Bethmann oder Merck Finck Rennen ums deutsche Private Banking der Credit Suisse auf der Zielgerade

Die Bethmann Bank und das Bankhaus Merck Finck & Co sind die einzigen verbliebenen Interessenten des deutschen Privatkundengeschäftes der Schweizer Großbank Credit Suisse. Das berichtet die „Frankfurter Allgemeine Zeitung“ (FAZ) ohne dabei Quellen zu nennen. Die beiden Bieter wollten sich gegenüber der FAZ zu diesem Thema nicht äußern.

Noch vor Weihnachten soll einer der beiden Privatbanken den Zuschlag erhalten.

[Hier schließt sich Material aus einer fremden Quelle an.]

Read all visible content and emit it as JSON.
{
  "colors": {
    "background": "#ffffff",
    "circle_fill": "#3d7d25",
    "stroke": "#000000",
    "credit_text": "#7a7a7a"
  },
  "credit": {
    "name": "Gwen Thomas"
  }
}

Eigentlich steht nur ein Teilbereich der deutschen Private-Banking-Sparte der Credit Suisse zum Verkauf – deutsche Privatkunden mit mindestens 1 Million Euro Vermögen will die Schweizer Bank weiterhin, allerdings von Zürich aus, betreuen. Sehr fraglich, mutmaßt die FAZ, dass sich einer der beiden potenziellen Käufer darauf einlässt.

Sowohl die ABN-Amro-Tochter Bethmann als auch Merck Finck & Co beschäftigen rund 400 Mitarbeiter, die Bethmann Bank verwaltet jedoch mit 22,5 Milliarden Euro mehr als doppelt so viel Vermögen wie Merck Finck.

Anfang Oktober soll bereits die Commerzbank die Bücher des deutschen Privatkundengeschäfts der Credit Suisse geprüft, dann jedoch wieder abgewunken haben. Nicht attraktiv: Zu diesem Ergebnis sollen zuvor schon die DZ Bank und M.M. Warburg gekommen sein. „Das Problem ist nicht nur, dass die Privatkundeneinheit der Credit Suisse zu klein ist – sie ist auch viel zu margenschwach", erklärte ein Insider gegenüber dem „Manager Magazin“.

Die Schweizer Bank habe in Deutschland jahrelang auf starkes Wachstum gesetzt, um Marktanteile zu gewinnen. Kunden seien mit günstigen Konditionen gelockt und Berater mit hohen Gehältern von Wettbewerbern abgeworben worden. Mit der Masse sollte später dann die Marge kommen. Dieses Kalkül sei bei der Credit Suisse jedoch nie aufgegangen.

Der von der Credit Suisse zum Verkauf angebotene Bereich soll alle Privatkunden-Depots mit einem Anlagevolumen zwischen 50.000 Euro und rund einer Million Euro umfassen. Insgesamt soll es um Kundengelder in Höhe von fünf bis sieben Milliarden Euro gehen.

Mitte September galten noch die französische BNP Paribas und die spanische Santander als ernsthafte Kaufkandidaten. 

Im Dezember hatte die Credit Suisse angekündigt, drei ihrer insgesamt zwölf Standorte in Deutschland zu schließen und etwa 150 der knapp 500 Jobs im Private Banking zu streichen.